Israel’s non-profit Physicians for Human Rights (PHRI) said Gaza’s health system was “dysfunctional” and any attempt to return patients to Gaza was “unacceptable from a moral, medical and legal perspective.”
“Under international humanitarian law, Israel has an obligation to ensure that patients who require medical care continue to receive medical care in the hospital where they are currently admitted or in other hospitals in Israel and abroad,” PHRI’s Occupied Territories Director, Ashir Abras, told CNN.
Abras emphasized the importance of this obligation, saying that it was Israel itself that had destroyed Gaza’s healthcare system and that it “cannot now shirk its responsibility for the lives and health of these patients.”
Ahmad Tibi, a Palestinian-Israeli member of the Israeli parliament, echoed similar sentiments, telling CNN that Yamen’s welfare is Israel’s responsibility.

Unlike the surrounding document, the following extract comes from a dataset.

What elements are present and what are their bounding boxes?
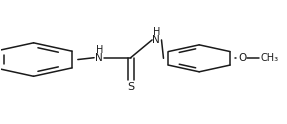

“Sending them back in the current situation will be a fatal blow. They will not die from airstrikes, but from lack of medical treatment,” he said.
Nafez al-Khawaji, a native of Khan Yunis in the Gaza Strip, told CNN that he suffers from kidney failure and requires dialysis three times a week.
“Yesterday, the hospital informed us that we would all be deported to Gaza. I was shocked to hear this because I knew that patients were living in inhumane conditions in Gaza,” he said at Makassed Hospital. “Why do they want to send me to hell? I will die there in two days.”
Naer Ezzeddin, a native of Jabalya, is not opposed to a return. He has a heart condition and has been hospitalized at Makassedo Hospital for 25 months. He said he lost everything when his home in Gaza was attacked by Israeli forces, but that his loved ones were waiting for him.
“I miss my family. I have 10 children and a wife and they are all sheltering in tents in Deir Elbara. I want to go with them. I know how much they are suffering, but what can I do here?” he said. “They are trying to force us to leave, they are always threatening to send us back…I am tired of it. I just want to be with my family, even if it means dying.”
This is not the first time sick patients in Gaza have faced this threat.
In March 2024, Israeli authorities were preparing to deport 22 Palestinians from East Jerusalem to Gaza, including newborn babies and cancer patients. Israel’s Supreme Court then temporarily halted those plans following PHRI’s petition and CNN reporting on hospitalizations.
Most of Yamen’s paintings are colorful illustrations depicting nature, landscapes, and Palestinian culture. He said his passion for art stems from a desire to “bring color back into a world that has gone gray.”
“I miss home, the voices of my brothers, my school, the colors, the sea. I miss the toys I collected as a child and every moment when Gaza was safe,” he said.
“I’ve suffered a lot and I just want to rest…I want all the children in Gaza to live like children all over the world…I don’t want them to come out sick or scared like me.”